Multiple faults separation and identification of rolling bearings based on time-frequency spectrogram

Abstract

Rolling bearings play a crucial role as components in rotating machinery across various industrial fields. Bearing faults can potentially lead to severe accidents in operating machines. Therefore, condition monitoring and fault diagnosis of rolling bearings are essential for preventing equipment failures.
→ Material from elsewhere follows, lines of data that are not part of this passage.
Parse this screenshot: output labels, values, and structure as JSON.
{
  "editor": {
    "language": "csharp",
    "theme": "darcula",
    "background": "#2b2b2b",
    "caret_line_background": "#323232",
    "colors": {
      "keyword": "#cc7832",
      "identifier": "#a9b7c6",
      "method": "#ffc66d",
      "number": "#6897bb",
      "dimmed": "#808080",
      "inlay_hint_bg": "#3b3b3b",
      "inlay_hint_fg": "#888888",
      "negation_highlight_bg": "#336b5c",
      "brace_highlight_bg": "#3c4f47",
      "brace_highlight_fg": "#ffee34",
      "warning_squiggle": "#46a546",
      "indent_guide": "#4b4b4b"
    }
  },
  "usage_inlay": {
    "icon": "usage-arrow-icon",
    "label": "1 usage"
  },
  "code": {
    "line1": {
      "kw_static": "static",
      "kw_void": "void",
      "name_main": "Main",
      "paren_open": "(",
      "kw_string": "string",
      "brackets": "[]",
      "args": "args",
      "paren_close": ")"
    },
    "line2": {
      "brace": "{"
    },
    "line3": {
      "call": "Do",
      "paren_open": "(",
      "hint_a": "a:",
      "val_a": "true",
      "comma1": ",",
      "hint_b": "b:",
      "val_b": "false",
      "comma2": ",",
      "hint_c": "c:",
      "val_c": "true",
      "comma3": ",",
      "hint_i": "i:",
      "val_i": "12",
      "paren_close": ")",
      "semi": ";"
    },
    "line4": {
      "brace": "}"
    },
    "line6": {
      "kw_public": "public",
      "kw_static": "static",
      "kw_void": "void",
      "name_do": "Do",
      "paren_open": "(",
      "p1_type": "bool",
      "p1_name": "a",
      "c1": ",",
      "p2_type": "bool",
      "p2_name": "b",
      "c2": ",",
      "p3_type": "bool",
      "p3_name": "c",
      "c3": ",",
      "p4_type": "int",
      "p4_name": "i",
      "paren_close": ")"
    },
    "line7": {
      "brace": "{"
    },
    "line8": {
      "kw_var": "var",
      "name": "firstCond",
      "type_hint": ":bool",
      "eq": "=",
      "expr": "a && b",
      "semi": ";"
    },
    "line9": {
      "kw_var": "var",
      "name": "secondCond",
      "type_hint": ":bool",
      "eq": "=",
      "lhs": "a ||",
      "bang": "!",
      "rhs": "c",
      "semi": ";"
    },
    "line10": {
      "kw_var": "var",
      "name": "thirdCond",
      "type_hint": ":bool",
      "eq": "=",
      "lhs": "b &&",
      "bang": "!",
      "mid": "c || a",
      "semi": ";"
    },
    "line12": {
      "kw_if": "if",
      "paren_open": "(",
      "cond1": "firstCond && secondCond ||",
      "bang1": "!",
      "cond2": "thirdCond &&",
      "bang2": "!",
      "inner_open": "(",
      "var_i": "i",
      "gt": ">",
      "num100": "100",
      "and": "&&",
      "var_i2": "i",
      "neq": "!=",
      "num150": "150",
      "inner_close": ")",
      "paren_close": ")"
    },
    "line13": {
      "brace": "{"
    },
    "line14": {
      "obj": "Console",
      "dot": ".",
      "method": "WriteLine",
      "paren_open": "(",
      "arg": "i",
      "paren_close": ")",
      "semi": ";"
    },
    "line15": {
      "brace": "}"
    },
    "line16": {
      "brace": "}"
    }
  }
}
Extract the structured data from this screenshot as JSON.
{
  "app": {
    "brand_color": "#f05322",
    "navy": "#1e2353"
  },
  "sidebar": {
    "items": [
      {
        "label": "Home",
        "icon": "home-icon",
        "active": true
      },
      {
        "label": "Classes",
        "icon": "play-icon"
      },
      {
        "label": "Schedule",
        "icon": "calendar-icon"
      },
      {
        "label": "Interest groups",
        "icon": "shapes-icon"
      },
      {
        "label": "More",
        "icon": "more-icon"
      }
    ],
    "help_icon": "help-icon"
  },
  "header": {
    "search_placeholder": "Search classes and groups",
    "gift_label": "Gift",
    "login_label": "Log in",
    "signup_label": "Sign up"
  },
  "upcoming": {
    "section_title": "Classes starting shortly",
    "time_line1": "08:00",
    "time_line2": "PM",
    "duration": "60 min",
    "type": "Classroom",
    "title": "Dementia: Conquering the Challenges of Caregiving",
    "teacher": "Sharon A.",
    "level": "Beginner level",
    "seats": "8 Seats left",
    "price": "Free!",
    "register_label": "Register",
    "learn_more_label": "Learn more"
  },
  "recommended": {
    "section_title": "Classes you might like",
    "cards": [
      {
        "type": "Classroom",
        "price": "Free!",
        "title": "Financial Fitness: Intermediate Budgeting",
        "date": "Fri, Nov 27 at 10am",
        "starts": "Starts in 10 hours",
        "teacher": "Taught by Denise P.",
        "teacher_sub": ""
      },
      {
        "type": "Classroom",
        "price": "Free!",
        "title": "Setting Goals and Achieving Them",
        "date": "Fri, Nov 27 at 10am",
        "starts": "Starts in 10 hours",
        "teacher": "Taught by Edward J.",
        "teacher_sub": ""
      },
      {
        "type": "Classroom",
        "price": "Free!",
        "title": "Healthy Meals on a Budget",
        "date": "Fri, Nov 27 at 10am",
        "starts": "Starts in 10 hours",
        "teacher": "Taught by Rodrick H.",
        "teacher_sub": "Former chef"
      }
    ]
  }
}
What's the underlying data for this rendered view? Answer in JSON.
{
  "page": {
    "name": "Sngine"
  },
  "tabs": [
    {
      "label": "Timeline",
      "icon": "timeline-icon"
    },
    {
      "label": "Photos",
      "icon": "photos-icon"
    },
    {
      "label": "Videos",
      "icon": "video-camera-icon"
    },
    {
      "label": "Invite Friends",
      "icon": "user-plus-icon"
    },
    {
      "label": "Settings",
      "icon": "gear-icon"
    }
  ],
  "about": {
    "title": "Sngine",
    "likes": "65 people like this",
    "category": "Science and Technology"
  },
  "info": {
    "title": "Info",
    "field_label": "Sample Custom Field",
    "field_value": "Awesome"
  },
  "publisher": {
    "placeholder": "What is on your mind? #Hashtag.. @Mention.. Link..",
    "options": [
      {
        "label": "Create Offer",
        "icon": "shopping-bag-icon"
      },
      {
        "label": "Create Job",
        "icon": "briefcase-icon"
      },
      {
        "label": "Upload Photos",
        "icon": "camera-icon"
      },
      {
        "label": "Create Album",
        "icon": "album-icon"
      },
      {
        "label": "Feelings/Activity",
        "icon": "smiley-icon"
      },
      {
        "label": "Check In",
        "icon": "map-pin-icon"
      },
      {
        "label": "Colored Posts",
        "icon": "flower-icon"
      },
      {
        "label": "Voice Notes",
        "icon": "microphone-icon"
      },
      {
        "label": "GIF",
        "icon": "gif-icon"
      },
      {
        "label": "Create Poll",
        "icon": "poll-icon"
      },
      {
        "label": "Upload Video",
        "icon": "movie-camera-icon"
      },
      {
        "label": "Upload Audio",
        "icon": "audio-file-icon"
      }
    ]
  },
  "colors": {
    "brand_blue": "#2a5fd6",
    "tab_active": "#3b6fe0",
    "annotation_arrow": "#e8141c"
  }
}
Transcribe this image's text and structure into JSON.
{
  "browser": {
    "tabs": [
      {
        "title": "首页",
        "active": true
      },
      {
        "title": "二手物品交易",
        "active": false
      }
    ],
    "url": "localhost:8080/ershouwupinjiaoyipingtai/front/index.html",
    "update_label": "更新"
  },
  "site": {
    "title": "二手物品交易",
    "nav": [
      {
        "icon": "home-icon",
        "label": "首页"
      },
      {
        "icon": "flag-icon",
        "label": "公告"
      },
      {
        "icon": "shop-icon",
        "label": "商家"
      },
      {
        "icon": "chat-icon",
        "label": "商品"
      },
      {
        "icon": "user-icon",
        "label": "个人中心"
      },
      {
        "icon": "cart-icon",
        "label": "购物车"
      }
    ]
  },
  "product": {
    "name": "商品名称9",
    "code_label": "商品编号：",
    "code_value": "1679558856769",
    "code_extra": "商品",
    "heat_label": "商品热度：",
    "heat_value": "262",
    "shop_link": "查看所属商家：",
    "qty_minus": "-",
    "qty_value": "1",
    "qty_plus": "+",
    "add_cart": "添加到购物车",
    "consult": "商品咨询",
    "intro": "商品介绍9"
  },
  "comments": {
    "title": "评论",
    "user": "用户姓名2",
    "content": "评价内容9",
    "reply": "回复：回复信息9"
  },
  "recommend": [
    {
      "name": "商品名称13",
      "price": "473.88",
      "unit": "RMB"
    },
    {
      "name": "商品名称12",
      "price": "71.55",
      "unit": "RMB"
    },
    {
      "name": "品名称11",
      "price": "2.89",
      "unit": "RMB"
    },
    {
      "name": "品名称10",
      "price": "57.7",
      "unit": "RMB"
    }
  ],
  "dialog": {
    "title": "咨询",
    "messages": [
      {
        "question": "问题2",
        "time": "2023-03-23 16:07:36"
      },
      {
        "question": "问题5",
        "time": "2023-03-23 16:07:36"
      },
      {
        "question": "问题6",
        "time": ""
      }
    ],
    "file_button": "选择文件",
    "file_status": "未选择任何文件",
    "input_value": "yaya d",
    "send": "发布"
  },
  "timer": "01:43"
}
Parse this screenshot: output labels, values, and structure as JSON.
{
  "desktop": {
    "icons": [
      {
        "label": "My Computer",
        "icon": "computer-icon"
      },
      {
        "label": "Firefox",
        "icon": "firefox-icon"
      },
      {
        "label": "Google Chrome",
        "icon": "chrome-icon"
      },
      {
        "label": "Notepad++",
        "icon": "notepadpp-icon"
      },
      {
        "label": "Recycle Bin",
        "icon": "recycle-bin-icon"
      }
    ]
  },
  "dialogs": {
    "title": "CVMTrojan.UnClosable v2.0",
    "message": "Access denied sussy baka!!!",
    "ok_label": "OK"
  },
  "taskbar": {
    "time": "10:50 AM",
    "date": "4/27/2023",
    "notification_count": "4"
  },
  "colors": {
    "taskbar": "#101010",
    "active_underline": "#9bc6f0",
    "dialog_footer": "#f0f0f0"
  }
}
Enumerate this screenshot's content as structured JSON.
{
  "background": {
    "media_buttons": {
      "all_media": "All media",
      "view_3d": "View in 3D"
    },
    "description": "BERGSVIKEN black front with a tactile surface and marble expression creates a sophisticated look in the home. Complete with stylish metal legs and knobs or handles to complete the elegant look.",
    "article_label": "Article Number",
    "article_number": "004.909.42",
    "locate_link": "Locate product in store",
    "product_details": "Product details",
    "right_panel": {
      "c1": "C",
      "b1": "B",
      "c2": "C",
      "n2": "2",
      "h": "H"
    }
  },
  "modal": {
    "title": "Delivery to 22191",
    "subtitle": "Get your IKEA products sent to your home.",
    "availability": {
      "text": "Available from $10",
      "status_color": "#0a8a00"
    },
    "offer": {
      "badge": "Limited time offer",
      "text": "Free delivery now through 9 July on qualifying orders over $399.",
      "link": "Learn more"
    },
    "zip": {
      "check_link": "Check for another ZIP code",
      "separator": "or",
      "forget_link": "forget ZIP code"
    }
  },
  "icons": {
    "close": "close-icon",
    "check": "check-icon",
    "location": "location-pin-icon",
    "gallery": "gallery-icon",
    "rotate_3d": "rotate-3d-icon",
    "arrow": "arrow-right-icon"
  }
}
Multiple faults are a common occurrence resulting from the prolonged operation of rolling bearings, and numerous research efforts have been made to study multiple faults in different components of the bearing. However, diagnosing multiple faults in a single component of the rolling bearing still remains a highly challenging task. In this paper, a multiple faults separation and identification method based on time-frequency (TF) spectrogram (TFS) is proposed for vibration signals of rolling bearings. Firstly, the fast path optimization method is improved to match the TFS of original vibration signals in bearing faults generated by short-time Fourier transform. Then multiple TF curves are extracted from the TFS by the proposed multiple transient component curves extraction method based on the improved fast path optimization method. With the fault characteristic period, a classification criterion is introduced to separate TF curves. Secondly, a TF masking method is constructed to retain the TF information closely related to fault components of vibration signals. Finally, the novel TF representation can be obtained to develop signal reconstruction, and multiple faults can be detected based on envelope analysis separately. The experiments from rolling bearings with multiple faults on raceways are used to verify the effectiveness of the proposed methods.